Assim, os pesquisadores supunham que a qualidade do sêmen melhoraria quando novos espermatozoides fossem gerados, mas isso não acontece. Na prática, os cientistas não sabem quanto tempo pode levar para a qualidade do sêmen ser restaurada e pode ser que a COVID cause danos permanentes, mesmo em homens que sofreram apenas uma infecção leve.
O estudo foi motivado pela observação de que alguns homens atendidos em clínicas de reprodução assistida, na Espanha, a qualidade do sêmen era pior após a infecção pela COVID do que antes da infecção, embora eles tivessem se recuperado completamente e a infecção tivesse sido leve.
Diante desse fato, os pesquisadores decidiram investigar se a COVID havia influenciado na queda da qualidade dos parâmetros seminais.
COVID-19 e qualidade do sêmen
Como leva aproximadamente 78 dias para a renovação do sêmen, parecia apropriado avaliar a qualidade do material seminal três meses após a recuperação da COVID.
E assim foi feito: entre fevereiro de 2020 e outubro de 2022, os pesquisadores recrutaram 45 pacientes homens de seis clínicas reprodutivas na Espanha para o estudo. Todos tinham sido diagnosticados com COVID leve. As clínicas tinham dados de análises de amostras de sêmen coletadas antes de os homens terem sido infectados.
Uma segunda amostra de sêmen foi coletada entre 17 e 516 dias após a infecção. A idade mediana (média) dos homens era de 31 anos e o tempo decorrido entre as amostras pré e pós-COVID era de 238 dias.
Os pesquisadores analisaram todas as amostras coletadas até 100 dias após a infecção e, em seguida, analisaram um subconjunto de amostras coletadas mais de 100 dias depois. Eles encontraram uma diferença estatisticamente significativa:
- No volume do sêmen (queda de 20% de 2,5 para 2 mililitros);
- Na concentração de espermatozoides (queda de 26,5% de 68 para 50 milhões por ml de ejaculado);
- Na concentração de espermatozoides (queda de 37,5% de 160 para 100 milhões por mililitro de sêmen);
- Na motilidade progressiva, ou seja, ser capaz de se mover e “nadar para frente” (redução de 9,1% de 49% para 45%); e,
- No número de espermatozoides vivos (redução de 5% de 80% para 76%).

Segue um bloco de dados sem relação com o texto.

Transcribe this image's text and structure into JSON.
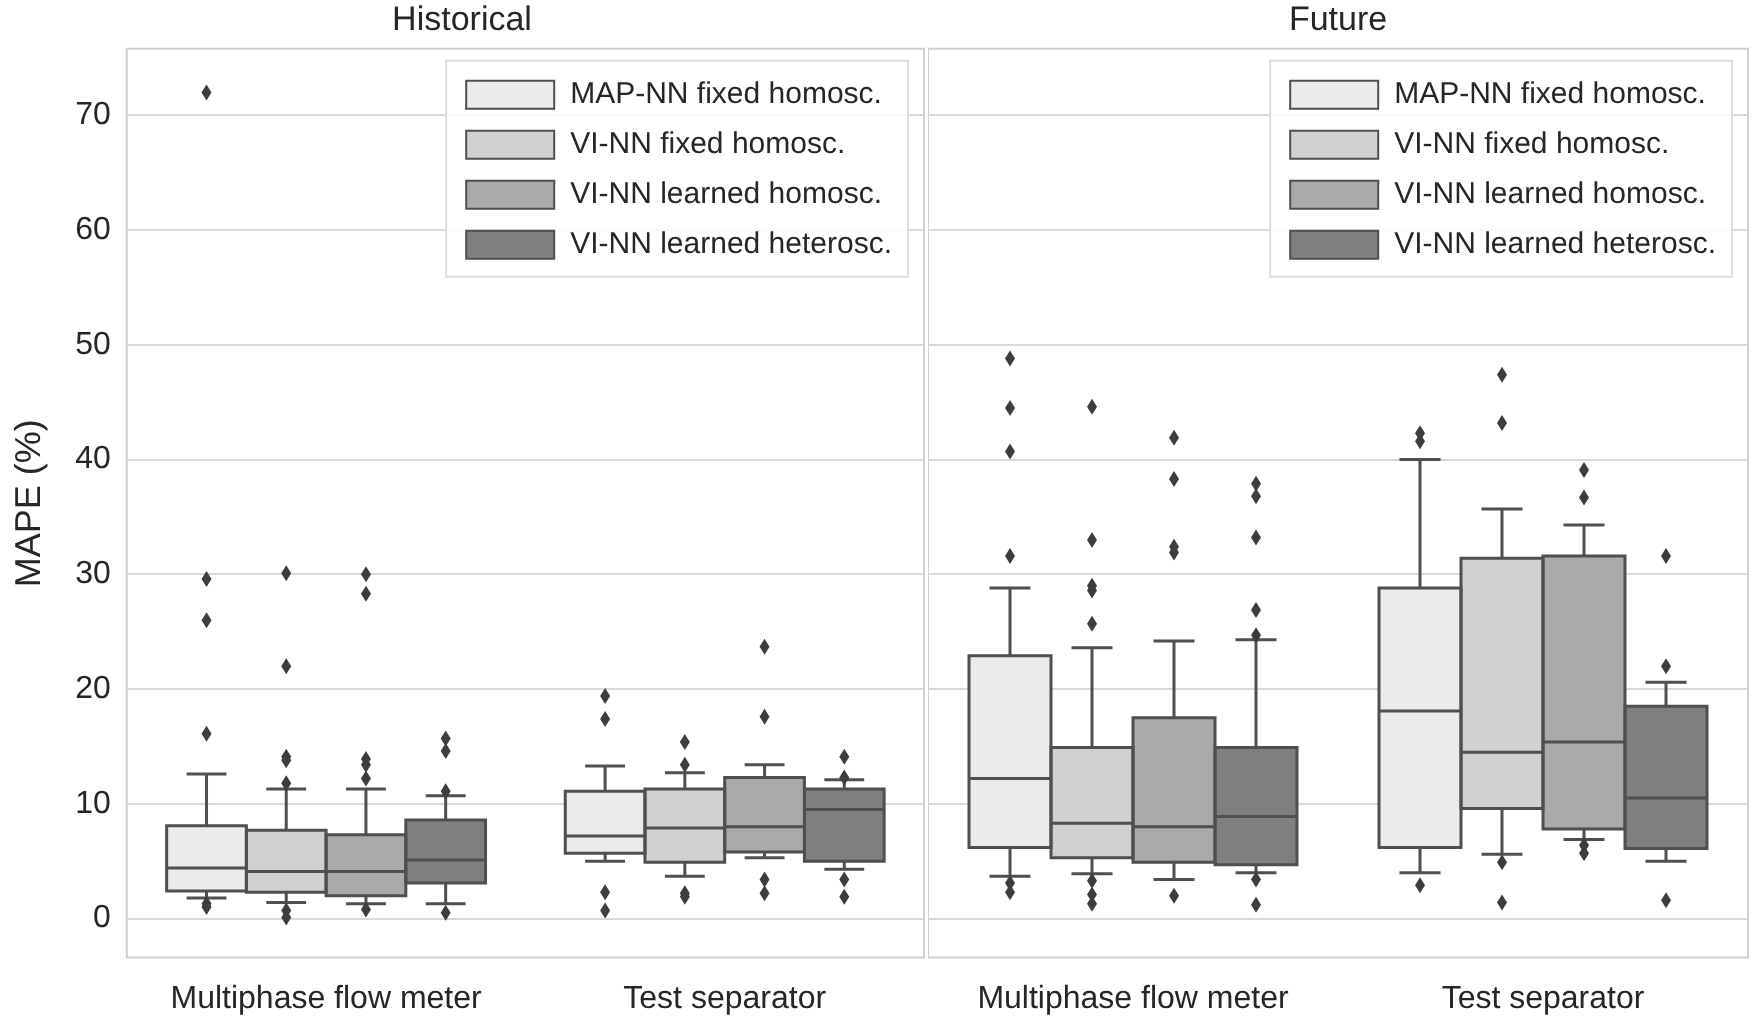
{
  "chart_data": [
    {
      "type": "box",
      "title": "Historical",
      "ylabel": "MAPE (%)",
      "categories": [
        "Multiphase flow meter",
        "Test separator"
      ],
      "ylim": [
        -3.4,
        75.8
      ],
      "yticks": [
        0,
        10,
        20,
        30,
        40,
        50,
        60,
        70
      ],
      "grid": "y",
      "legend": "top right",
      "series": [
        {
          "name": "MAP-NN fixed homosc.",
          "color": "#ebebeb",
          "boxes": [
            {
              "low": 1.8,
              "q1": 2.4,
              "median": 4.4,
              "q3": 8.1,
              "high": 12.6,
              "outliers": [
                72,
                29.6,
                26.0,
                16.1,
                1.3,
                1.0
              ]
            },
            {
              "low": 5.0,
              "q1": 5.7,
              "median": 7.2,
              "q3": 11.1,
              "high": 13.3,
              "outliers": [
                19.4,
                17.4,
                2.3,
                0.7
              ]
            }
          ]
        },
        {
          "name": "VI-NN fixed homosc.",
          "color": "#d1d1d1",
          "boxes": [
            {
              "low": 1.4,
              "q1": 2.3,
              "median": 4.1,
              "q3": 7.7,
              "high": 11.3,
              "outliers": [
                30.1,
                22.0,
                14.1,
                13.8,
                11.8,
                0.7,
                0.1
              ]
            },
            {
              "low": 3.7,
              "q1": 4.9,
              "median": 7.9,
              "q3": 11.3,
              "high": 12.7,
              "outliers": [
                15.4,
                13.4,
                2.2,
                1.9
              ]
            }
          ]
        },
        {
          "name": "VI-NN learned homosc.",
          "color": "#aaaaaa",
          "boxes": [
            {
              "low": 1.3,
              "q1": 2.0,
              "median": 4.1,
              "q3": 7.3,
              "high": 11.3,
              "outliers": [
                30.0,
                28.3,
                13.9,
                13.4,
                12.2,
                0.8
              ]
            },
            {
              "low": 5.3,
              "q1": 5.8,
              "median": 8.0,
              "q3": 12.3,
              "high": 13.4,
              "outliers": [
                23.7,
                17.6,
                3.4,
                2.2
              ]
            }
          ]
        },
        {
          "name": "VI-NN learned heterosc.",
          "color": "#7f7f7f",
          "boxes": [
            {
              "low": 1.3,
              "q1": 3.1,
              "median": 5.1,
              "q3": 8.6,
              "high": 10.7,
              "outliers": [
                15.7,
                14.6,
                11.1,
                0.5
              ]
            },
            {
              "low": 4.3,
              "q1": 5.0,
              "median": 9.5,
              "q3": 11.3,
              "high": 12.1,
              "outliers": [
                14.1,
                12.3,
                3.4,
                1.9
              ]
            }
          ]
        }
      ]
    },
    {
      "type": "box",
      "title": "Future",
      "categories": [
        "Multiphase flow meter",
        "Test separator"
      ],
      "ylim": [
        -3.4,
        75.8
      ],
      "yticks": [
        0,
        10,
        20,
        30,
        40,
        50,
        60,
        70
      ],
      "grid": "y",
      "legend": "top right",
      "tick_labels": "x",
      "series": [
        {
          "name": "MAP-NN fixed homosc.",
          "color": "#ebebeb",
          "boxes": [
            {
              "low": 3.7,
              "q1": 6.2,
              "median": 12.2,
              "q3": 22.9,
              "high": 28.8,
              "outliers": [
                48.8,
                44.5,
                40.7,
                31.6,
                3.1,
                2.3
              ]
            },
            {
              "low": 4.0,
              "q1": 6.2,
              "median": 18.1,
              "q3": 28.8,
              "high": 40.0,
              "outliers": [
                42.3,
                41.6,
                2.9
              ]
            }
          ]
        },
        {
          "name": "VI-NN fixed homosc.",
          "color": "#d1d1d1",
          "boxes": [
            {
              "low": 3.9,
              "q1": 5.3,
              "median": 8.3,
              "q3": 14.9,
              "high": 23.6,
              "outliers": [
                44.6,
                33.0,
                29.0,
                28.6,
                25.7,
                3.3,
                2.1,
                1.3
              ]
            },
            {
              "low": 5.6,
              "q1": 9.6,
              "median": 14.5,
              "q3": 31.4,
              "high": 35.7,
              "outliers": [
                47.4,
                43.2,
                4.9,
                1.4
              ]
            }
          ]
        },
        {
          "name": "VI-NN learned homosc.",
          "color": "#aaaaaa",
          "boxes": [
            {
              "low": 3.4,
              "q1": 4.9,
              "median": 8.0,
              "q3": 17.5,
              "high": 24.2,
              "outliers": [
                41.9,
                38.3,
                32.4,
                31.9,
                2.0
              ]
            },
            {
              "low": 6.9,
              "q1": 7.8,
              "median": 15.4,
              "q3": 31.6,
              "high": 34.3,
              "outliers": [
                39.1,
                36.7,
                6.4,
                5.7
              ]
            }
          ]
        },
        {
          "name": "VI-NN learned heterosc.",
          "color": "#7f7f7f",
          "boxes": [
            {
              "low": 4.0,
              "q1": 4.7,
              "median": 8.9,
              "q3": 14.9,
              "high": 24.3,
              "outliers": [
                37.9,
                36.8,
                33.2,
                26.9,
                24.7,
                3.4,
                1.2
              ]
            },
            {
              "low": 5.0,
              "q1": 6.1,
              "median": 10.5,
              "q3": 18.5,
              "high": 20.6,
              "outliers": [
                31.6,
                22.0,
                1.6
              ]
            }
          ]
        }
      ]
    }
  ]
}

“Segundo os resultados encontrados, a motilidade e a concentração de espermatozoides foram os parâmetros mais severamente afetados pela COVID-19. da Ciclos Medicina Reprodutiva.
Quando os pesquisadores analisaram as amostras fornecidas pelos homens, mais de 100 dias após a doença, eles descobriram que a concentração e a motilidade dos espermatozoides ainda não haviam melhorado com o tempo. O efeito contínuo da infecção pela COVID na qualidade do sêmen neste período posterior pode ser causado por danos permanentes devido ao vírus, mesmo em infecções leves.

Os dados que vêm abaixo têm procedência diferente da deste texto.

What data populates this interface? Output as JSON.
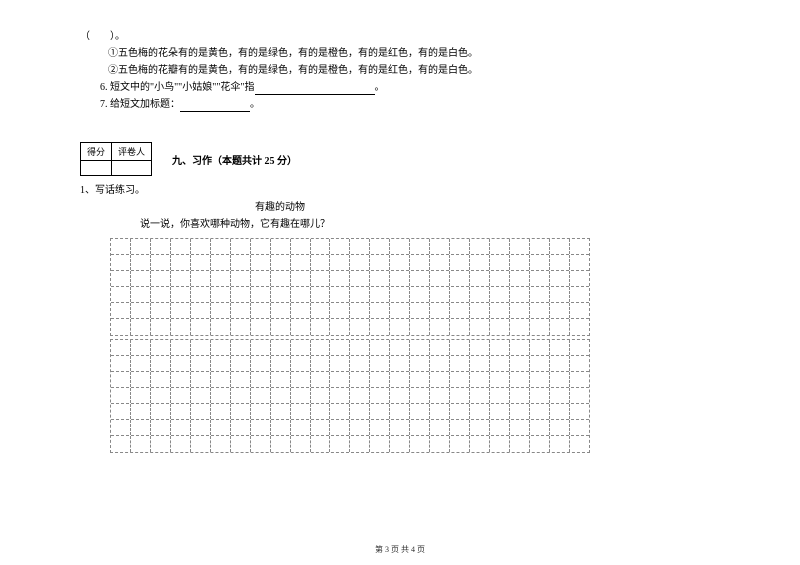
{
  "top": {
    "paren": "（　　）。",
    "option1": "①五色梅的花朵有的是黄色，有的是绿色，有的是橙色，有的是红色，有的是白色。",
    "option2": "②五色梅的花瓣有的是黄色，有的是绿色，有的是橙色，有的是红色，有的是白色。",
    "q6": "6. 短文中的\"小鸟\"\"小姑娘\"\"花伞\"指",
    "q6_end": "。",
    "q7": "7. 给短文加标题：",
    "q7_end": "。"
  },
  "score": {
    "label1": "得分",
    "label2": "评卷人"
  },
  "section": {
    "title": "九、习作（本题共计 25 分）"
  },
  "writing": {
    "q1": "1、写话练习。",
    "subtitle": "有趣的动物",
    "prompt": "说一说，你喜欢哪种动物，它有趣在哪儿？"
  },
  "grid": {
    "cols": 24,
    "block1_rows": 6,
    "block2_rows": 7
  },
  "footer": {
    "text": "第 3 页 共 4 页"
  }
}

É importante que os especialistas em Reprodução Assistida estejam cientes desses efeitos prejudiciais do vírus SARS-CoV-2 na fertilidade masculina. “O entendimento hoje é o de que o vírus pode afetar a fertilidade masculina sem que os homens apresentem sintomas clínicos da doença”, afirma Luiz Bruno Cavalcanti.
COVID-19 como fator de infertilidade
Hoje, sabemos que o vírus SARS-CoV-2 pode afetar os testículos e os espermatozoides, mas o mecanismo como isso acontece ainda é desconhecido. Os autores do estudo defendem que a inflamação e os danos ao sistema imunológico observados em pacientes com COVID longo podem estar envolvidos.
O processo inflamatório pode destruir as células germinativas, infiltrando-se nos glóbulos brancos envolvidos no sistema imunológico e reduzir os níveis de testosterona, afetando as células intersticiais que produzem o hormônio masculino.
Deve-se mencionar que o comprometimento dos parâmetros do sêmen pode não ser devido a um efeito direto da COVID-19. É provável que haja fatores adicionais que contribuam para a diminuição dos parâmetros espermáticos, a longo prazo, mas cuja identidade é atualmente desconhecida.
Os pesquisadores planejam continuar a estudar o tema e acompanhar os homens para medir a qualidade do sêmen e o status hormonal ao longo do tempo para ver se a fertilidade é afetada temporária ou permanentemente.